The feature-length documentary Living Water, which is included in the climate change section, directed by Czech director and social anthropologist Pavel Borecky, is a co-production between the Czech Republic, Switzerland and Jordan that deals with the conflict of water scarcity in Wadi Rum, also known as the Valley of the Moon. This desert area is located close to a mountainous granite and sandstone region in southern Jordan.
Through a series of interviews and poetic scenes of the arid landscape, the eco-documentary shows the current complex situation in the country. Water resources are on the verge of depletion and there is an internal conflict between the local community and the state. “The film is about the moment when the king and experts have to meet because the water situation is so critical that they are forced to draw water from the depths,” says Borecky.
Borecky is a social anthropologist, audio-visual ethnographer and film curator. His previous films, Solaris (2015) and In the Devil’s Garden (2018), focused on consumer culture in Estonia and the issue of decolonisation in the Sahrawi Arab Democratic Republic. Living Water is his first feature-length documentary.
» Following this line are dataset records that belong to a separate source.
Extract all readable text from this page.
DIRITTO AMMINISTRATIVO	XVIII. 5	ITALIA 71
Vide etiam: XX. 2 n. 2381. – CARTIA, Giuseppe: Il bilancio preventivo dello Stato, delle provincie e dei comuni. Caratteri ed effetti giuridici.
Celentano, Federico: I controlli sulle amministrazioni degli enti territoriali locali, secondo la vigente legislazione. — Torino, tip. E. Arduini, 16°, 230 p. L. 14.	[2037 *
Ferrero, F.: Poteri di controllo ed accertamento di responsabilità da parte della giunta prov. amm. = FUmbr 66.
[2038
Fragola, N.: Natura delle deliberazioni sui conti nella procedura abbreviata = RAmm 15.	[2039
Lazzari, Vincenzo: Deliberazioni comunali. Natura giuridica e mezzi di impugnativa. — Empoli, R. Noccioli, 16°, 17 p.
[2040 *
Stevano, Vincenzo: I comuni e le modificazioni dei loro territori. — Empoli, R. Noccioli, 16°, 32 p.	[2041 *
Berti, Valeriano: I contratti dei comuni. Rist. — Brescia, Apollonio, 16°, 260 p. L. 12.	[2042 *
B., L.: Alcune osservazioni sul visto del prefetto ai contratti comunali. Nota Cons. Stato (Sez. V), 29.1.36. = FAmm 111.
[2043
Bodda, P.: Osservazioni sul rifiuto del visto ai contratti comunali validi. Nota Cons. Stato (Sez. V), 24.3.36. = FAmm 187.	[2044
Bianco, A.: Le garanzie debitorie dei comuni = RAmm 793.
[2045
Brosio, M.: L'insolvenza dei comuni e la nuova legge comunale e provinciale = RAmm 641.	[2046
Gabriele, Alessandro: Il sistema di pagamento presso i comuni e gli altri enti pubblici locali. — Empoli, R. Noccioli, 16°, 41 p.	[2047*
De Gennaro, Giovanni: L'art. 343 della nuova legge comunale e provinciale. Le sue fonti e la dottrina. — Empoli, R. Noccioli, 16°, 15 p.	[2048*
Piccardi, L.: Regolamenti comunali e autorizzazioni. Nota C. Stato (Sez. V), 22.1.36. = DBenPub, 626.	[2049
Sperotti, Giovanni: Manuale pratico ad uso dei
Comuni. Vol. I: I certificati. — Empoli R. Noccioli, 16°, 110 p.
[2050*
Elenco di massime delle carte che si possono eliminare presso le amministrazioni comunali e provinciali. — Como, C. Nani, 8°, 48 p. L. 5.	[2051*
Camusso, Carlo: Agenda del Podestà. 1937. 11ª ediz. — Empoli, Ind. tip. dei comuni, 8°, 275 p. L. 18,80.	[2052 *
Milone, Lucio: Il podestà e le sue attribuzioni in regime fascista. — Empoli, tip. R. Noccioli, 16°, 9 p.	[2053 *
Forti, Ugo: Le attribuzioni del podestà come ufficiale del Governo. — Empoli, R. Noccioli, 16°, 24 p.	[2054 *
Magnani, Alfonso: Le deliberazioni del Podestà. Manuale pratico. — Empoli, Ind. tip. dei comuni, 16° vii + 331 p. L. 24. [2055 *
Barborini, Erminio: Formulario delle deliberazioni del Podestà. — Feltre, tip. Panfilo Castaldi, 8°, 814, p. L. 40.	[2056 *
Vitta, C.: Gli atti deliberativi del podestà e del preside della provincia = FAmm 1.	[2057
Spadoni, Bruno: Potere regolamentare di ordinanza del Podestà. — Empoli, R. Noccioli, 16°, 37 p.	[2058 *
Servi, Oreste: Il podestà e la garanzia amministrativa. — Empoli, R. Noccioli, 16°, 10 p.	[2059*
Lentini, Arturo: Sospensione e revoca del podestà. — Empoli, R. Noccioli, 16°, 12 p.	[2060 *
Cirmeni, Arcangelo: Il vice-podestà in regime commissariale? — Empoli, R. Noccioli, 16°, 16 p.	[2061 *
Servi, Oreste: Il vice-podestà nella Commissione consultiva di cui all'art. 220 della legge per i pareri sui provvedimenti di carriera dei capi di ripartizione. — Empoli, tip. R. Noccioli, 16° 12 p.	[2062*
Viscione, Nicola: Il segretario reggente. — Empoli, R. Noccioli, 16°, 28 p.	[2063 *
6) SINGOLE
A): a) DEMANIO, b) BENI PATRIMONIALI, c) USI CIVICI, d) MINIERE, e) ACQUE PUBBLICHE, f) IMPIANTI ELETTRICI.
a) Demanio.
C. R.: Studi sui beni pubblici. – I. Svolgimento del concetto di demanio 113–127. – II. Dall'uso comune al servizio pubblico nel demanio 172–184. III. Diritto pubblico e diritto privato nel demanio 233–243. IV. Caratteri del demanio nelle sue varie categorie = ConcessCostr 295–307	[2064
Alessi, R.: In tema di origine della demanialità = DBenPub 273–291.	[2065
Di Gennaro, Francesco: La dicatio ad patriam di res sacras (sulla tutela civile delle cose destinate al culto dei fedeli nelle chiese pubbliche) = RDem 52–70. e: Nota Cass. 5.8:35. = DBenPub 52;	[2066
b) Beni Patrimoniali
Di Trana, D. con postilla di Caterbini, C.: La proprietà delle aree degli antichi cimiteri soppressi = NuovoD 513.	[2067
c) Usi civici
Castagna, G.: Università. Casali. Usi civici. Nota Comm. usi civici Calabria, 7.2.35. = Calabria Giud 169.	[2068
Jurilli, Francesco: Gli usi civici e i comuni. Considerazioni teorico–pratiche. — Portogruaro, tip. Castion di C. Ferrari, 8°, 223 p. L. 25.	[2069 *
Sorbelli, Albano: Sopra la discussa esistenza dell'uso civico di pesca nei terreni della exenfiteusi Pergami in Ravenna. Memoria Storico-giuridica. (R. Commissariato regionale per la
“States seem benevolent because they invest in infrastructure, in roads and we see it as a welfare state. We are from the Czech Republic and when we go to Northern Europe we think everything is great.” In Jordan, explains the director, “a monarchy has been ruling for years and the same thing is happening, and it’s also one of the most stable in the Middle East,” the director assured the audience at the Festival.
Finally, he quoted anthropologist Arjun Apadurai, who believes that the era of nations is over, and a kind of planetary government is beginning: “As we have seen with the coronavirus, the idea of the nation-state is still present,” he pointed out. And “there are still voices in the world saying that you have to support the leaders, but they aren’t going to go away so quickly,” he adds.